MathEd Forum

May 25, 2020


Theme: The Times They Are Changing

September 28, 2012 at 10 am-2 pm
Fields Institute, 222 College Street, Toronto


Morning Program (10:00 - 11:30am): Reform in math education
10:00 - 10:10am Reports: OAME, OMCA, OCMA, CMESG, CMS, and other.
10:10 - 10:50am Priscilla Bengo (OISE): Mathematics coaching to improve teaching practice: The experiences of mathematics teachers and coaches.

Abstract: The study explores the relationship between teachers' specific emotions, teacher learning and teacher coaching in secondary mathematics classrooms. Using a case study approach, it shows that: a) mathematics reforms produce negative and positive emotions; b) emotions are a result of not knowing how to implement the mathematics reforms, beliefs about teaching and learning mathematics, the nature of coaching, gains in student achievement and engagement and positive in-school factors; c) coaching may not help teachers build their professional self-understanding when it fails to address their self-image issues; d) teacher learning can occur even when teacher beliefs are inconsistent with reform initiatives; and e) even when teacher learning results from coaching, reform strategies are modified by teachers. Coaches experienced positive and negative emotions based on how well the reforms were implemented by teachers. As a result, they require support during reforms. The directions for future research are described.

Biography: Priscilla Bengo received her Ph.D. in Mathematics Education from OISE/UT this year. Her research interests include mathematics reform implementation. She has had many roles coaching teachers and overseeing the implementation of mathematics reform in secondary schools in Ontario.

10:50 - 11:30am Martha Mavor (Western Ontario & LKDSB): Mathematics Therapy

Abstract: When confronted with the question: "How do you feel about mathematics?" most adults openly share a dislike, aversion, or negative opinion about the subject, which is a challenge faced by faculties educating the province's newest teachers. So, what experiences do preservice students need to have in order to develop positive feelings and opinions about math, and in turn help create those in their own students? Based on the work of Gadanidis and Namukasa (2005), this presentation will discuss Math Therapy, an approach to generalist elementary school teacher preparation that allows participants an opportunity to experience mathematics in a markedly different way than they have in their own education. For this presentation, the majority of the time will be spent highlighting and discussing the main themes and images of mathematics teaching (the role and nature of the teacher, student, math, and environment) that emerge from the writing of preservice teachers after engaging in therapeutic math experiences, and the implications of these findings in our own professional positions.
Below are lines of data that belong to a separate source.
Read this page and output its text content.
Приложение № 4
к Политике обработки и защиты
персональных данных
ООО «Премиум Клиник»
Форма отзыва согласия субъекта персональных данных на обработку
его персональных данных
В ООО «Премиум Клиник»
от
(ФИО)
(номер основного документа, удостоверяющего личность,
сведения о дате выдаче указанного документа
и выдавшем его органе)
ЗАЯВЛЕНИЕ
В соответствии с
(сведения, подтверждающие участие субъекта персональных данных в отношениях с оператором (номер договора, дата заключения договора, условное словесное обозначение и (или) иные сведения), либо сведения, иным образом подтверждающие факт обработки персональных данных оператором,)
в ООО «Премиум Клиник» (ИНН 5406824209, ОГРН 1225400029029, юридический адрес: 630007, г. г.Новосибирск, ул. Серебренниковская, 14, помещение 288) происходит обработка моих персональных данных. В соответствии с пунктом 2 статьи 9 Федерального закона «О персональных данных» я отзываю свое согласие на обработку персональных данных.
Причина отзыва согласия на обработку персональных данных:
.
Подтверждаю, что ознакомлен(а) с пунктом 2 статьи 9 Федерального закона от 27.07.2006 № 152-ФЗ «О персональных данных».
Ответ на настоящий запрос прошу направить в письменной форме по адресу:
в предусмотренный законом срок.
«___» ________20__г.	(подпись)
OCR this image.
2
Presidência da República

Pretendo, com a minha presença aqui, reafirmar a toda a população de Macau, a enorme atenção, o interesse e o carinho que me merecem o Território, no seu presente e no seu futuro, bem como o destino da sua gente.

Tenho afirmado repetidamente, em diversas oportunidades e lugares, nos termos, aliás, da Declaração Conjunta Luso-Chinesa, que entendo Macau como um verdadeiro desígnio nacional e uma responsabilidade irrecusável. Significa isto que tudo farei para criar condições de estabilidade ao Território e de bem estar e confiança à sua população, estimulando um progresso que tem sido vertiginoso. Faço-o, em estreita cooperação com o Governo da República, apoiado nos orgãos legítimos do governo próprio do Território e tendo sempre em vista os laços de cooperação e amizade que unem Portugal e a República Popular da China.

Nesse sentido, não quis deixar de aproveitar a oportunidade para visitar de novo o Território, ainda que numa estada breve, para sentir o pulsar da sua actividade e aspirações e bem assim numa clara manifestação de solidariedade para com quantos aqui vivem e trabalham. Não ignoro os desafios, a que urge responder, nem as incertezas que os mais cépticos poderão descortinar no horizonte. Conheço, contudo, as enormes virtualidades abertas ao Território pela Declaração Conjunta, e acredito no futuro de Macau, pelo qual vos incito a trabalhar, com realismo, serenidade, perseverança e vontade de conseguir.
Biography: Martha Mavor is an elementary school teacher in the Lambton Kent District School Board. Prior to teaching, she worked for seven years with university students in Residence Life: four years as a Residence Manager at the University of Guelph and three years as the Training and Development Manager at McMaster University. Martha is completing her Masters of Education, Curriculum Studies focused on the Mathematics Curriculum at Western University, where she is also a Research Assistant. The findings from her research work form the basis of this presentation.

11:30 am - 12:30 pm LUNCH BREAK
(Light refreshments provided)

Afternoon program 12:30 - 2:00 pm

Panel discussion: Moving towards a two-year Teacher Education Program in Ontario.
Panelists: Christine Suurtamm (University of Ottawa) (Presentation slides)
Ann Kajander
(Lakehead University) (Presentation slides)
Donna Kotsopoulos
(Wilfrid Laurier University), (Presentation slides)
Dragana Martinovic
(University of Windsor), (Presentation slides)
George Gadanidis
(Western University),
Walter Whiteley
(York University), (Presentation slides)
Daniel Jarvis
(Nipissing University).

Abstract: For the extended afternoon session of the MathEd Forum, we are organizing a discussion about changes in the Teacher Education Programs in Ontario. Some of the panelists were involved in writing the MathEd Forum's open letter to the Ministry of Education (see welcoming the perceived extension of the pre-service teacher education program in Ontario and recommending ways in which new teachers would be "exceptionally prepared to meet the demands of teaching mathematics, and enhancing student learning experiences and outcomes." Since then, the Ministry came forward with proposed changes, some of which are compulsory (e.g., extension to four semesters with 80 days of practicum, and restricted enrollment). We have invited math educators from different universities in the area to talk about opportunities arising from this Ministerial initiative. An interfaculty committee may be struck to assist in this transition and follow the changes.
Main questions for the panelists are:
-To what extent will extension of the program (including teaching practice) resolve the issues we have with preparation of mathematics educators?
-What opportunities for math education community are opening with these changes?
-What challenges remain?
-What else can we (as the MathEd Forum) do to support mathematics education faculty in exceptional preparation of pre-service teachers?